“They say second and third wards have gone almost solid for no-license. If that is so, the whiskey men have been beaten.”
“Thank God! I hope it is true!” exclaimed Maxwell. “Marsh, we are in danger here. Do you realize our situation? We ought to get the ladies to a place of safety.”
“That is true,” said Marsh gravely. At that moment a shower of stones and other missiles fell over them. The narrow street and sidewalk in front of them was completely choked with the worst elements of the Rectangle.
“This looks serious,” said Maxwell. With Marsh and Rollin and Dr. West he started to go forward through a small opening, Virginia, Rachel, and Loreen following close and sheltered by the men, who now realized something of their danger. The Rectangle was drunk and enraged. It saw in Marsh and Maxwell two of the leaders in the election contest which had perhaps robbed them of their beloved saloon.

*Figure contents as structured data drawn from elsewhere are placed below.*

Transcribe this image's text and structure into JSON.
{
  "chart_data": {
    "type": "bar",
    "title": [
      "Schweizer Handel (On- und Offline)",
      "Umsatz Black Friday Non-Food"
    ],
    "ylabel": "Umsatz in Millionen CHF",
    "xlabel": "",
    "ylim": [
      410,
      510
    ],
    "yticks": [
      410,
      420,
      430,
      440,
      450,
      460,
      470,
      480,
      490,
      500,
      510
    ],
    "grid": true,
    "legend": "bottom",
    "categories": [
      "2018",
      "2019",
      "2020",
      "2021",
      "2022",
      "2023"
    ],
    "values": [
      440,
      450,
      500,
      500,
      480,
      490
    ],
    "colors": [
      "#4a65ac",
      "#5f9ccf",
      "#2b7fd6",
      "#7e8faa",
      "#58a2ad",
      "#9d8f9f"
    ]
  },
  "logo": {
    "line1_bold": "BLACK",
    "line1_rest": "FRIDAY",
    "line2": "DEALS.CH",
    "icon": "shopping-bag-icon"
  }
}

“Down with the aristocrats!” shouted a shrill voice, more like a woman’s than a man’s. A shower of mud and stones followed. Rachel remembered afterwards that Rollin jumped directly in front of her and received on his head and chest a number of blows that would probably have struck her if he had not shielded her from them.
And just then, before the police reached them, Loreen darted forward in front of Virginia and pushed her aside, looking up and screaming. It was so sudden that no one had time to catch the face of the one who did it. But out of the upper window of a room, over the very saloon where Loreen had come out a week before, someone had thrown a heavy bottle. It struck Loreen on the head and she fell to the ground. Virginia turned and instantly kneeled down by her. The police officers by that time had reached the little company.
President Marsh raised his arm and shouted over the howl that was beginning to rise from the wild beast in the mob.
“Stop! You’ve killed a woman!” The announcement partly sobered the crowd.
“Is it true?” Maxwell asked it, as Dr. West kneeled on the other side of Loreen, supporting her.
“She’s dying!” said Dr. West briefly.
Loreen opened her eyes and smiled at Virginia, who wiped the blood from her face and then bent over and kissed her. Loreen smiled again, and the next minute her soul was in Paradise.
“He that followeth me shall not walk in darkness.”
The body of Loreen lay in state at the Page mansion on the avenue. It was Sunday morning and the clear sweet spring air, just beginning to breathe over the city the perfume of early blossoms in the woods and fields, swept over the casket from one of the open windows at the end of the grand hall. The church bells were ringing and people on the avenue going by to service turned curious, inquiring looks up at the great house and then went on, talking of the recent events which had so strangely entered into and made history in the city.